Reputation: 7
I'm making a simple rogue like game in JavaScript. I can generate a map procedurally without any issue, however I'm looking for a more ergonomic way of manually populating a map array. Here's an example of what I'm talking about.
This works.
//creating empty map array
city = new Array(1500);
//creating tile formats
tile1 = {walk: true, ...etc};
tile2 = {walk: false, ...etc};
//manually modifying array.
city[0] = tile1;
city[1] = tile1;
city[2] = tile1;
However, since some of these maps will be rather large, I'd like to be able to modify multiple elements all at once. The following doesn't work, but expresses what I'd like to do.

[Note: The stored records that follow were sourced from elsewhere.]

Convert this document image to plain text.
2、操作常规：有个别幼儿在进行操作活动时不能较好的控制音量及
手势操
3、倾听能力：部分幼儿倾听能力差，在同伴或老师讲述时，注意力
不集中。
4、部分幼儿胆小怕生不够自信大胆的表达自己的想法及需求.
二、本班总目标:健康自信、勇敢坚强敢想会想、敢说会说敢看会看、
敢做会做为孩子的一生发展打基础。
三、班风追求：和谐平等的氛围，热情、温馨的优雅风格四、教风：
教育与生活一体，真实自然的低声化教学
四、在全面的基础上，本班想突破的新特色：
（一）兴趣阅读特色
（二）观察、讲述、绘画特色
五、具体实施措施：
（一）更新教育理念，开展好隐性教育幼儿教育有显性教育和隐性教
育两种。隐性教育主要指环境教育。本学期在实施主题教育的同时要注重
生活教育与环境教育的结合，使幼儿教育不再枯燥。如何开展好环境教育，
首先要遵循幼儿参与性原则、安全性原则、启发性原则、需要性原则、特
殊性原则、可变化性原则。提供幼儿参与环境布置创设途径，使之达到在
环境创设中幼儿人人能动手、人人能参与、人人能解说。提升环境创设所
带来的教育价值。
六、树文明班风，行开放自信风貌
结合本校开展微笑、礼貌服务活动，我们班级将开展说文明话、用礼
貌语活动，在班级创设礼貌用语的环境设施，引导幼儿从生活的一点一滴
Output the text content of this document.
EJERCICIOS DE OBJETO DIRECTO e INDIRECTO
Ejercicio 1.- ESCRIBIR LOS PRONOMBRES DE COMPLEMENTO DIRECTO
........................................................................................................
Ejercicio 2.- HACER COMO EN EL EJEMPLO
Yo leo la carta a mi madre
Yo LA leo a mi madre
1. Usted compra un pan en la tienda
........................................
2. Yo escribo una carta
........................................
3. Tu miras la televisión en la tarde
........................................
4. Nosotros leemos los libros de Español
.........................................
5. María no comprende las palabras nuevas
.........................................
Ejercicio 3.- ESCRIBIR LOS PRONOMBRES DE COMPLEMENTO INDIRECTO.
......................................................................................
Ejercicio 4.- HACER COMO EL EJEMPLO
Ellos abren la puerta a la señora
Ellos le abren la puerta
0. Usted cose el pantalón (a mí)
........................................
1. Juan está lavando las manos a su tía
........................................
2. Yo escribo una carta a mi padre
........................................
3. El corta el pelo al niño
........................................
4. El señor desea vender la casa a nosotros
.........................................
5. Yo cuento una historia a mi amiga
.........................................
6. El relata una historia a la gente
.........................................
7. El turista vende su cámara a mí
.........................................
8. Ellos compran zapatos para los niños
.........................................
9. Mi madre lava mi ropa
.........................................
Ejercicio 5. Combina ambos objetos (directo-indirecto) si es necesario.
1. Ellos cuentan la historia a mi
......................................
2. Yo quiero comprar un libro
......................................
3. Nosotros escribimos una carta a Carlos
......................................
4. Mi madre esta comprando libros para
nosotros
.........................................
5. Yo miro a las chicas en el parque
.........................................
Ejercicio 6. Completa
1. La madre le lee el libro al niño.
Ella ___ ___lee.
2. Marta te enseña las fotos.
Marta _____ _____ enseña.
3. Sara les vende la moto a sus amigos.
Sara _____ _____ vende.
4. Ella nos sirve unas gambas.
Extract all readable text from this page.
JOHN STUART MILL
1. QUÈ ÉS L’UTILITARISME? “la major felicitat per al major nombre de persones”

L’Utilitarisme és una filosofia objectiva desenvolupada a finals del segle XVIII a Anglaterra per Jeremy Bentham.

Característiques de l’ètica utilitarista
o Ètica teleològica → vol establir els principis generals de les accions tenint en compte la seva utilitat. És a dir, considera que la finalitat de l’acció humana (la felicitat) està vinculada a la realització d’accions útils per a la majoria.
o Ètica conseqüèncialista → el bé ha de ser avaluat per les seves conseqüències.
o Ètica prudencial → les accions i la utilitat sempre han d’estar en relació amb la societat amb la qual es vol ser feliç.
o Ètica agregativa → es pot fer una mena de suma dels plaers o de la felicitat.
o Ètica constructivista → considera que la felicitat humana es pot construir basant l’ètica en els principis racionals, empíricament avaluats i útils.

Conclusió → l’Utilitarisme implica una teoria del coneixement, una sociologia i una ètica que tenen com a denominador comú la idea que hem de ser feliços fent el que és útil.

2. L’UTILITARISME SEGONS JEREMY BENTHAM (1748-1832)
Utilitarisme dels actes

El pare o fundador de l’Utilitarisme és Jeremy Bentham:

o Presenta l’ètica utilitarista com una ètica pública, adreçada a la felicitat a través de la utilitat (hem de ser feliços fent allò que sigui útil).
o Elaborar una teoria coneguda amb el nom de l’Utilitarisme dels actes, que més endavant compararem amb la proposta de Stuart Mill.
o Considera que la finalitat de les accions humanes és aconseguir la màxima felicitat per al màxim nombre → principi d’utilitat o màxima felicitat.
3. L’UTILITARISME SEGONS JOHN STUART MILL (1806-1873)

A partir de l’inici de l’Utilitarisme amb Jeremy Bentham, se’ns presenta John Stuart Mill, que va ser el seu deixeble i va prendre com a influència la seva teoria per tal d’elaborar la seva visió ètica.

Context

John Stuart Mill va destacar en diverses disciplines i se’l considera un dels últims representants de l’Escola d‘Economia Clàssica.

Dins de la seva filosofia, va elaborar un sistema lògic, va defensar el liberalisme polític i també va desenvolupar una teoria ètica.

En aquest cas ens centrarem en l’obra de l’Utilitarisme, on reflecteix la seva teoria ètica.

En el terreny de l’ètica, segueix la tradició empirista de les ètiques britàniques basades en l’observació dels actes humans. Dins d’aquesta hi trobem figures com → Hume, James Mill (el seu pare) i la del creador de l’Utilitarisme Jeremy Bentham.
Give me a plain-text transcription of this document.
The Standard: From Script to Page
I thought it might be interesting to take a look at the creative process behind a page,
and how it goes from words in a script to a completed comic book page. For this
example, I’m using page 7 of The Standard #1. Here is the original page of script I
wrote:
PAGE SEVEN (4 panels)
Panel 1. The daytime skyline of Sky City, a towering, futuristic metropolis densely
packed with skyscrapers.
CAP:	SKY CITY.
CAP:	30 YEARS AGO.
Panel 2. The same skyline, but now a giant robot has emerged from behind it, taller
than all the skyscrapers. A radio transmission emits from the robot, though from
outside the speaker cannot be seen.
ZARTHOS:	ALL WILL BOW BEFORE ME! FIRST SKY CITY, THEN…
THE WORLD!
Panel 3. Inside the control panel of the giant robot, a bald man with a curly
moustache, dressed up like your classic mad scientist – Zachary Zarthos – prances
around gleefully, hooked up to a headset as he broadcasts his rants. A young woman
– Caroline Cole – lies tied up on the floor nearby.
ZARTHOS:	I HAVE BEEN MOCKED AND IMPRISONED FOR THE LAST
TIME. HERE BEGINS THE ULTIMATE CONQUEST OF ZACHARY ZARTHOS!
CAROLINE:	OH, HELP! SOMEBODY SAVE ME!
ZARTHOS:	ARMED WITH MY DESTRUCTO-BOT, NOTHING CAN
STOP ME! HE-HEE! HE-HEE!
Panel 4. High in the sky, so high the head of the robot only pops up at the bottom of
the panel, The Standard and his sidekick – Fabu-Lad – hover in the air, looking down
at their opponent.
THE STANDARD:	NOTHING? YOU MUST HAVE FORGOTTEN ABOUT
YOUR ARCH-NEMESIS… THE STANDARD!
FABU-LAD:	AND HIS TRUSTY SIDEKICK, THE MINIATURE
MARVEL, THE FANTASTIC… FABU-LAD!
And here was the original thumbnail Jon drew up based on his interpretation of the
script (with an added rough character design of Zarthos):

city[0,1,2,3,7,8,9,10] = tile1;
city[4,5,6,11,12,13] = tile2;
I tried quite a few different methods, but wasn't successful with any of them. I can't use a for statement without using math more complicated than it'd be worth since I'm using a single array to represent 2d space, and the tiles are not sequential.
Any suggestions?
Upvotes: 1
Views: 1515
Reputation: 115222
Use forEach with ES6 arrow function in latest browsers
//creating empty map array
city = new Array(1500);
//creating tile formats
tile1 = {
walk: true
};
tile2 = {
walk: false
};
[0, 1, 2, 3, 7, 8, 9, 10].forEach(v => city[v] = tile1);
// older browser use [0, 1, 2, 3, 7, 8, 9, 10].forEach(function(v){ city[v] = tile1; });
[4, 5, 6, 11, 12, 13].forEach(v => city[v] = tile2);
console.log(city);
For older browser check polfill option of forEach method.